Ağaoğlu: Şimdilik, İran, Hürmüz'ü kalıcı olarak kapatacak büyük bir askerî harekâta kalkışmayacak beklentisi ana senaryo. O yüzden petrol bunca füzeye rağmen 75 dolarlarda. Yoksa 90 milyon varillik günlük petrol üretimi olduğunu düşünürsek bunun yüzde 30'unun durması demek, çok ama çok ciddi bir problem. Fiyat 150 dolarda mı durur 200'de mi kestirmek çok zor.
Güldağ: Petrol fiyatlarındaki artış sürer ve de kalıcı olursa cari açığımıza ilave baskı yaratacak. Sadece yüzde 30-35 büyüyebilecek enerji faturası açısından değil. Turizmi ve havacılığı olumsuz etkileme olasılığı yüksek. Kamu harcamaları, savunma başta artacak. Bölgeye yakınlığımız ve de 'bundan sonra hedef önce Türkiye sonra Çin' spekülasyonları risk primimizi artırabilir. Petrolle birlikte doğal gaz fiyatları da yükselir. Üretim maliyetleri artar. Bu da mal ve hizmetlerin satış fiyatlarını artıracaktır. Zaten zor giden enflasyonla mücadeleyi de ekonomiyi de olumsuz etkiler.

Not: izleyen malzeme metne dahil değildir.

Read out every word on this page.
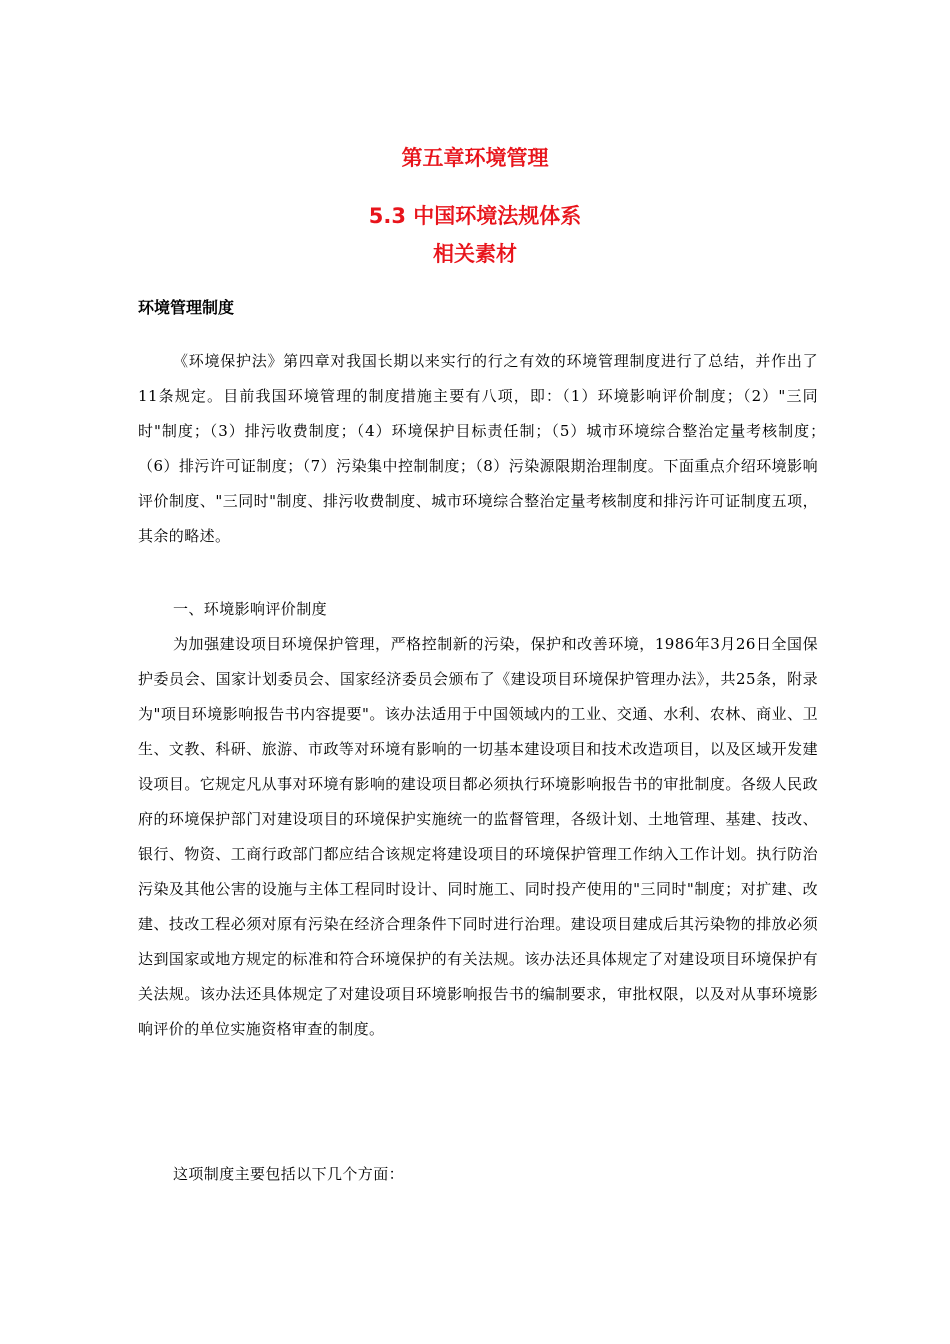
第五章环境管理
5.3 中国环境法规体系
相关素材
环境管理制度

《环境保护法》第四章对我国长期以来实行的行之有效的环境管理制度进行了总结，并作出了11条规定。目前我国环境管理的制度措施主要有八项，即：（1）环境影响评价制度；（2）"三同时"制度；（3）排污收费制度；（4）环境保护目标责任制；（5）城市环境综合整治定量考核制度；　（6）排污许可证制度；（7）污染集中控制制度；（8）污染源限期治理制度。下面重点介绍环境影响评价制度、"三同时"制度、排污收费制度、城市环境综合整治定量考核制度和排污许可证制度五项，其余的略述。

一、环境影响评价制度

为加强建设项目环境保护管理，严格控制新的污染，保护和改善环境，1986年3月26日全国保护委员会、国家计划委员会、国家经济委员会颁布了《建设项目环境保护管理办法》，共25条，附录为"项目环境影响报告书内容提要"。该办法适用于中国领域内的工业、交通、水利、农林、商业、卫生、文教、科研、旅游、市政等对环境有影响的一切基本建设项目和技术改造项目，以及区域开发建设项目。它规定凡从事对环境有影响的建设项目都必须执行环境影响报告书的审批制度。各级人民政府的环境保护部门对建设项目的环境保护实施统一的监督管理，各级计划、土地管理、基建、技改、银行、物资、工商行政部门都应结合该规定将建设项目的环境保护管理工作纳入工作计划。执行防治污染及其他公害的设施与主体工程同时设计、同时施工、同时投产使用的"三同时"制度；对扩建、改建、技改工程必须对原有污染在经济合理条件下同时进行治理。建设项目建成后其污染物的排放必须达到国家或地方规定的标准和符合环境保护的有关法规。该办法还具体规定了对建设项目环境保护有关法规。该办法还具体规定了对建设项目环境影响报告书的编制要求，审批权限，以及对从事环境影响评价的单位实施资格审查的制度。

这项制度主要包括以下几个方面：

Ağaoğlu: Aynen. İşin içine doğrudan girmesek dahi, petrol ve muhtemel diğer emtia fiyatları üzerinden bize yansır. Kurlar üzerinde de bir baskı oluşacaktır. Bugün değil, yarın değil belki ama öbür gün mutlaka etkilerini görürüz. Kritik soru: ABD'nin çatışmalarda bizzat devreye girip girmeyeceği. Bölgeye en yakın NATO müttefiki Türkiye...
Güldağ: Malatya Kürecik'teki radarı 'devreden çıkar' talebi gelir komşudan. İşi İran'ı gözetlemek .
Ağaoğlu: NATO üyeliği gereği ABD'nin safında yer almak zorundayız. Ama İsrail'e de tepki var. Türkiye zor durumda kalır.
Güldağ: Mahfi Eğilmez hocam bu kaotik durumda "sigorta amaçlı altın bulundurun" diyor...
Ağaoğlu: Benzer yaklaşımların öne çıkacağı bir süreçteyiz. Altının 3.500 seviyesindeki bir önceki zirvesini kırıp 3.550’ye kadar gitmesine yol açabilir. 3.550’nin üstüne çıkıldığı takdirde 4.000 dolara gidilir. Bu hafta kritik. Şu anda yeni yüksekler görüldü ama yeni zirve görülmedi.
Güldağ: Mevduat faizi yüksek kalır bu durumda. Merkez Bankası, perşembe günü PPK'da faiz indirimini 'biraz gidişatı görelim' diyerek 24 Temmuz'a bırakabilir.
Ağaoğlu: Ben 19'unda bir indirim beklemiyorum zaten. TCMB, İran-İsrail geriliminin savaşa dönüştüğü ortamda, kur tarafında gereksiz birtakım beklentilere yol açmamak adına faizlerde bir değişiklik yapmayacaktır.
Güldağ: Repo ihalelerini izlemek lazım. Geçen hafta 100'er milyar liralık iki ihale yapıldı. Bu hafta da ağırlıklı fonlamayı haftalık 46'ya çekmek için repo ihalelerine devam ederse...
Ağaoğlu: Hiç zannetmiyorum.
Güldağ: İndirim ihtimali zayıfladı, doğru. Ama tamamen rafa da kalkmadı. Hem Cumhurbaşkanı Yardımcısı Yılmaz hem de Bakan Şimşek yıl sonunda enflasyon 20'li rakamlarda olacak iddiasında... Öyleyse?